Covid et règles sanitaires : à l’Assemblée, des collaborateurs dénoncent certains écarts
Collaborateurs parlementaires et sources syndicales ont regretté certains écarts avec les règles sanitaires à l'Assemblée.
Les députés assurent respecter les gestes barrières, mais sources syndicales et collaborateurs déploraient hier des écarts. Ainsi, un collaborateur rapporte à l’AFP une « soirée » qui s’est déroulée mardi dans les bureaux, avec le chef de file des députés LR Damien Abad et quelques collègues. « Ils sont imprudents », regrette cette source, alors que « toute réunion à caractère festif ou convivial est strictement prohibée » à l’Assemblée.
« Un moment de convivialité »
Pour le principal intéressé, il s’agissait d’un « moment de convivialité » lié au départ d’un collaborateur, dans une « grande salle » et avec de la « distance ». M. Abad ajoute qu’« Il ne faut pas qu’on infantilise tout le monde ou qu’on fasse une chasse aux sorcières. On fait attention. Il y a forcément des échanges qui existent à l’Assemblée ». En outre, certains collaborateurs dénoncent des « petits déjeuners » de travail à la questure par des élus LREM avec des « intervenants extérieurs », alors que la règle en vigueur indique une « interdiction » des « invités extérieurs » pour les « réunions internes ». Le premier questeur Florian Bachelier (LREM) souligne que des invités peuvent se rendre à la questure pour des réunions de travail.

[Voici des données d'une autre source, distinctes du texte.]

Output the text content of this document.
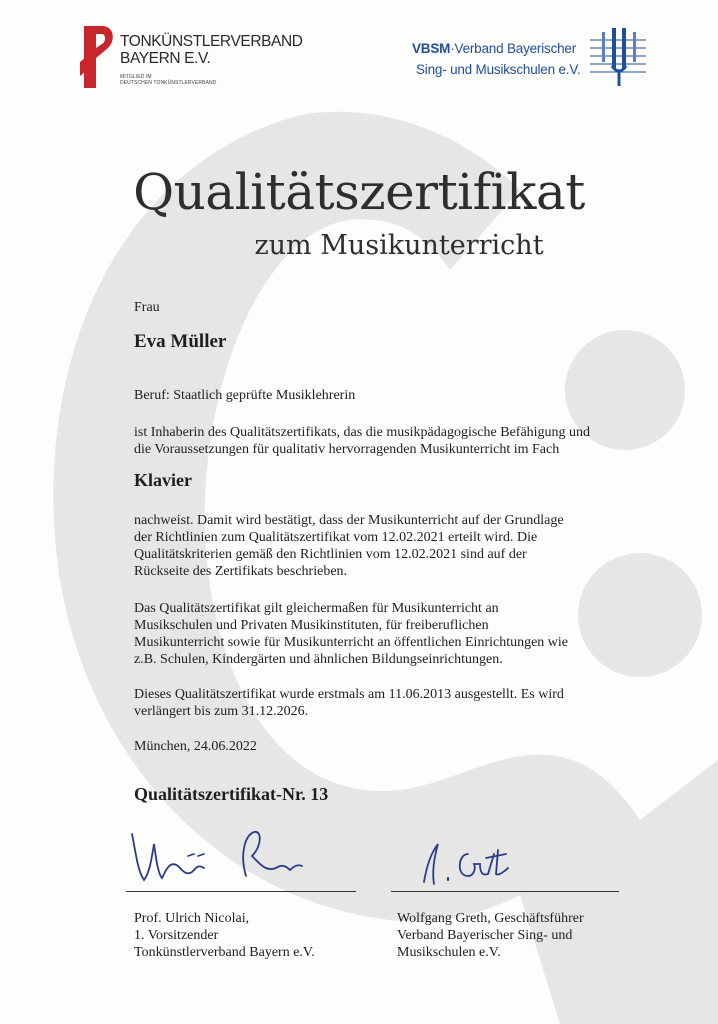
TONKÜNSTLERVERBAND
BAYERN E.V.
MITGLIED IM
DEUTSCHEN TONKÜNSTLERVERBAND
VBSM·Verband Bayerischer
Sing- und Musikschulen e.V.
Qualitätszertifikat
zum Musikunterricht
Frau
Eva Müller
Beruf: Staatlich geprüfte Musiklehrerin
ist Inhaberin des Qualitätszertifikats, das die musikpädagogische Befähigung und
die Voraussetzungen für qualitativ hervorragenden Musikunterricht im Fach
Klavier
nachweist. Damit wird bestätigt, dass der Musikunterricht auf der Grundlage
der Richtlinien zum Qualitätszertifikat vom 12.02.2021 erteilt wird. Die
Qualitätskriterien gemäß den Richtlinien vom 12.02.2021 sind auf der
Rückseite des Zertifikats beschrieben.
Das Qualitätszertifikat gilt gleichermaßen für Musikunterricht an
Musikschulen und Privaten Musikinstituten, für freiberuflichen
Musikunterricht sowie für Musikunterricht an öffentlichen Einrichtungen wie
z.B. Schulen, Kindergärten und ähnlichen Bildungseinrichtungen.
Dieses Qualitätszertifikat wurde erstmals am 11.06.2013 ausgestellt. Es wird
verlängert bis zum 31.12.2026.
München, 24.06.2022
Qualitätszertifikat-Nr. 13
Prof. Ulrich Nicolai,
1. Vorsitzender
Tonkünstlerverband Bayern e.V.
Wolfgang Greth, Geschäftsführer
Verband Bayerischer Sing- und
Musikschulen e.V.
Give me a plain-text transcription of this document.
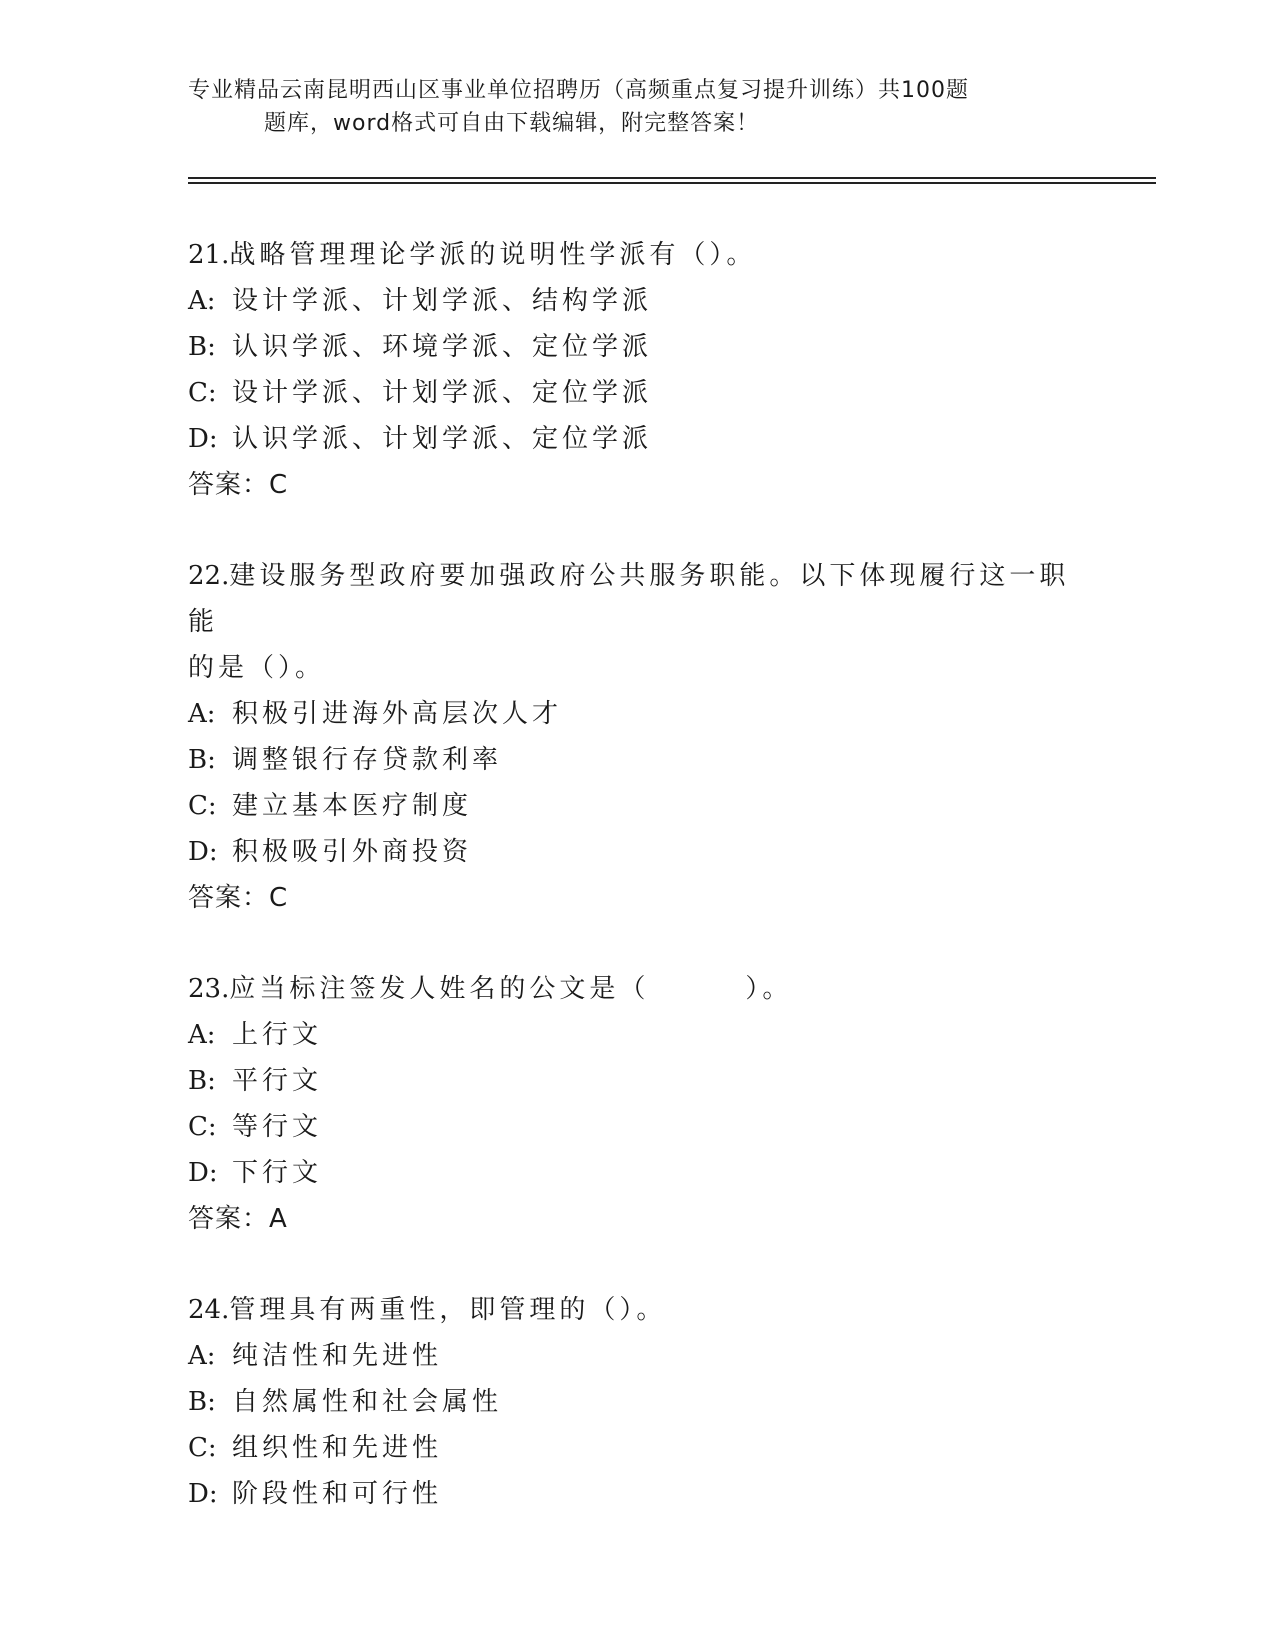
专业精品云南昆明西山区事业单位招聘历（高频重点复习提升训练）共100题
题库，word格式可自由下载编辑，附完整答案！

21.战略管理理论学派的说明性学派有（）。

A: 设计学派、计划学派、结构学派

B: 认识学派、环境学派、定位学派

C: 设计学派、计划学派、定位学派

D: 认识学派、计划学派、定位学派

答案：C

22.建设服务型政府要加强政府公共服务职能。以下体现履行这一职能

的是（）。

A: 积极引进海外高层次人才

B: 调整银行存贷款利率

C: 建立基本医疗制度

D: 积极吸引外商投资

答案：C

23.应当标注签发人姓名的公文是（	）。

A: 上行文

B: 平行文

C: 等行文

D: 下行文

答案：A

24.管理具有两重性，即管理的（）。

A: 纯洁性和先进性

B: 自然属性和社会属性

C: 组织性和先进性

D: 阶段性和可行性
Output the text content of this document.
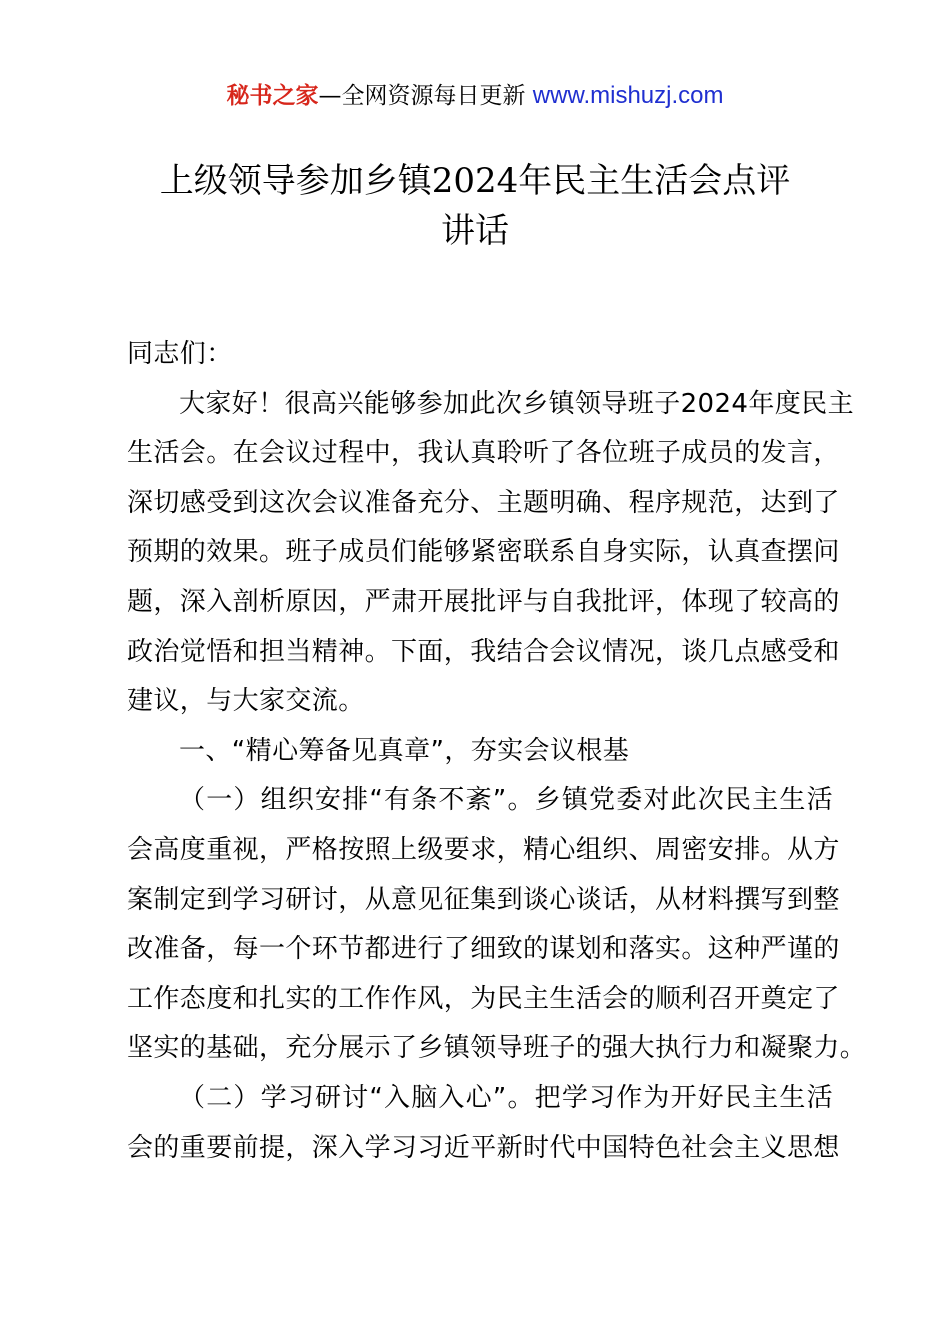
秘书之家—全网资源每日更新 www.mishuzj.com
上级领导参加乡镇2024年民主生活会点评
讲话
同志们：
大家好！很高兴能够参加此次乡镇领导班子2024年度民主
生活会。在会议过程中，我认真聆听了各位班子成员的发言，
深切感受到这次会议准备充分、主题明确、程序规范，达到了
预期的效果。班子成员们能够紧密联系自身实际，认真查摆问
题，深入剖析原因，严肃开展批评与自我批评，体现了较高的
政治觉悟和担当精神。下面，我结合会议情况，谈几点感受和
建议，与大家交流。
一、“精心筹备见真章”，夯实会议根基
（一）组织安排“有条不紊”。乡镇党委对此次民主生活
会高度重视，严格按照上级要求，精心组织、周密安排。从方
案制定到学习研讨，从意见征集到谈心谈话，从材料撰写到整
改准备，每一个环节都进行了细致的谋划和落实。这种严谨的
工作态度和扎实的工作作风，为民主生活会的顺利召开奠定了
坚实的基础，充分展示了乡镇领导班子的强大执行力和凝聚力。
（二）学习研讨“入脑入心”。把学习作为开好民主生活
会的重要前提，深入学习习近平新时代中国特色社会主义思想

C’est ce qui s’est passé la semaine dernière, quand à l’initiative de deux députés LREM, un « petit déjeuner » de ce type s’est tenu sur fond de projet de loi séparatisme, avec des intellectuels et théologiens. Bénédicte Pételle, l’une de ces deux élus, explique qu’« Il y a eu trois rencontres (…) on prenait le café à l’extérieur, la salle était très grande (…) C’est comme dans toutes les commissions quand il y a un intervenant ».
« On tient bon sur la sur-exemplarité »
Et une source syndicale de résumer qu’il est « regrettable que les députés s’autorisent un certain nombre de libertés alors que les restaurateurs sont contraints de fermer boutique ». Mais pour M. Bachelier, à l’Assemblée, « c’est plus strict que dans n’importe quelle organisation, on tient bon sur la sur-exemplarité ». Même son de cloche chez Christophe Castaner, à la tête des députés LREM, qui a tenu à rappeler que « Les déjeuners, les dîners de travail sont autorisés pour l’ensemble des Français, dans l’ensemble des entreprises de notre pays » ainsi qu’« à l’Assemblée ».